I have to index some pages which are dynamically generated from Lotus Notes database (called quickplace). When I do a view source, I see that the text displayed on the page is actually written in Javascript. Now, the crawler is unable to grab the text as they are written to the browser from Javascript. But they follow a certain pattern. So, what I am trying to do, is grab the text from the Javascript variables. An example of what the source looks like is,

<script>DisplayFirstColInfo('Six Sigma');ge ( '' );</script></A></td><td class=h-foldercompact-text valign=top>amy sombut</td> <td class=h-foldercompact-text valign=top>02/14/2001</td> </tr><script>gh('Several slides providing an overview of Six Sigma; process maps of how to incorporate Six Sigma tools into DMAIC; sample project.\n&nbsp;',3,1,0,0,0, 1)</script><script>gb(0, 3)</script><tr class=h-folderItem-bg valign=top><script>WriteResponseBar(0,0)</script><td class=h-folderitem-text valign=top><br></td><td class=h-folderitem-text valign=top><script>document.write (GenerateQPObjURLAnchorTag("h_D7BE94FAB94220FB852569F3004C607D", "F42B6E7B6B285ECE852569F3004CC722", "", ""));</script><script>DisplayFirstColInfo('The Methodology Outlined');ge ( '' );</script></A></td><td class=h-foldercompact-text valign=top>amy sombut</td> <td class=h-foldercompact-text valign=top>02/14/2001</td> </tr><script>gh('\n\nThis is still a work-in-process, however, it should serve as a guide when working with IT professionals and scoping out projects.\n\nhttp://webd01.corporate.ge.com/projectplan/dev_meth.html',3,1,0,0,0, 1)</script>

In the above example, I want the text between DisplayFirstColInfo(' and '). In the first line, the text i want will be 'Six Sigma' and one more after that, 'The Methodology Outlined' (which is dynamically generated). Is it possible to get it using rex or something? How can I give the start limiter and end limiter?

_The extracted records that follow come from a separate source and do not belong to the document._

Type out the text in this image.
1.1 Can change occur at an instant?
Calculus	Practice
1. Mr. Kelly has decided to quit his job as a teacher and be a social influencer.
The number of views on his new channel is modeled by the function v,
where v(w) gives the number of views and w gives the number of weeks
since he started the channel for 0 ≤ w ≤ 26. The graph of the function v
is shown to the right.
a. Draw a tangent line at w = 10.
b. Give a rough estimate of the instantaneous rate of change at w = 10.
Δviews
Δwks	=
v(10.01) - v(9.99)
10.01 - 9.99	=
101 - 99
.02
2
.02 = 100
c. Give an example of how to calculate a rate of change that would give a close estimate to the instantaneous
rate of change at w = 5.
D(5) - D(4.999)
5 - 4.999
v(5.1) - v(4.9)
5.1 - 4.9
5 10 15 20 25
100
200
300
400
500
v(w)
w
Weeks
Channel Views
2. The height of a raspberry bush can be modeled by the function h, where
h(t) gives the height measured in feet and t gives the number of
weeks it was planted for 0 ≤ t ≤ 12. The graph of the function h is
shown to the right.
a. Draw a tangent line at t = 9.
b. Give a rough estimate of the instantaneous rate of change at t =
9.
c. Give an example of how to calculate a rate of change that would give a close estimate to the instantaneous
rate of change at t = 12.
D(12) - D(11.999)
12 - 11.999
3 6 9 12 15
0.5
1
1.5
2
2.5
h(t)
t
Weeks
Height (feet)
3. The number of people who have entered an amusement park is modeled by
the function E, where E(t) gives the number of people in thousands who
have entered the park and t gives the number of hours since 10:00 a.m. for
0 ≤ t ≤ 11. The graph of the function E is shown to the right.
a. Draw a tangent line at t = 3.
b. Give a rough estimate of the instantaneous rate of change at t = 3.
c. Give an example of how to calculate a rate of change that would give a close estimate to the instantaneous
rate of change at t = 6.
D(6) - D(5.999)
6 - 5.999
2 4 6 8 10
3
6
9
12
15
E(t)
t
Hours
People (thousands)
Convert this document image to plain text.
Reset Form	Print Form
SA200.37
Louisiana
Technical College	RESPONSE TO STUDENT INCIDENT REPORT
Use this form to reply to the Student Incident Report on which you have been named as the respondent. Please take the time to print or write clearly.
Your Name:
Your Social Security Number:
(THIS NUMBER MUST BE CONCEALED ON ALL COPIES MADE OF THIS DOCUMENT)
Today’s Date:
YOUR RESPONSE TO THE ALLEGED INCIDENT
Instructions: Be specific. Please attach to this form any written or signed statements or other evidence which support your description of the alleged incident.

Or shall I have to write an awk script to find out?
I hope I am able to make it clear this time.

Thanx,
User avatar
John
Site Admin
Posts: 2623
Joined: Mon Apr 24, 2000 3:18 pm
Location: Cleveland, OH

Using REX

Post by John »

In that example you could follow the example above and do:

<rex ">>DisplayFirstCollInfo('\P=!')+" $Html>
John Turnbull
Thunderstone Software
Faiz
Posts: 109
Joined: Wed Jan 10, 2001 1:29 pm

Using REX

Post by Faiz »

Thanx a lot. But, I am just getting the first occurence of the delimiters. How can I get all the occurences of those delimiters in the page?

Regards,
bart
Posts: 251
Joined: Wed Apr 26, 2000 12:42 am

Using REX

Post by bart »

You have to loop through the rex matches. Try this

<capture>
<rex ">>DisplayFirstCollInfo('\P=!')+" $Html>
<loop $ret>
$ret<fmt "\n">
</loop>
</capture>
<$text=$ret>
User avatar
mark
Site Admin
Posts: 5519
Joined: Tue Apr 25, 2000 6:56 pm

Using REX

Post by mark »

Rex returns a list of all answers, you need to <loop> over them to see them all. Or <sum> them into one string.
Faiz
Posts: 109
Joined: Wed Jan 10, 2001 1:29 pm

Using REX

Post by Faiz »

cool. thanx. i'm getting desired results.
Faiz
Posts: 109
Joined: Wed Jan 10, 2001 1:29 pm

Using REX

Post by Faiz »

Is something wrong with the REX, 'cause even after looping, I am just getting the last occurence.
User avatar
mark
Site Admin
Posts: 5519
Joined: Tue Apr 25, 2000 6:56 pm

Using REX

Post by mark »

REX is fine. Please elaborate on what you're doing and what you're expecting vs. what you're getting and how you're determining what you're getting.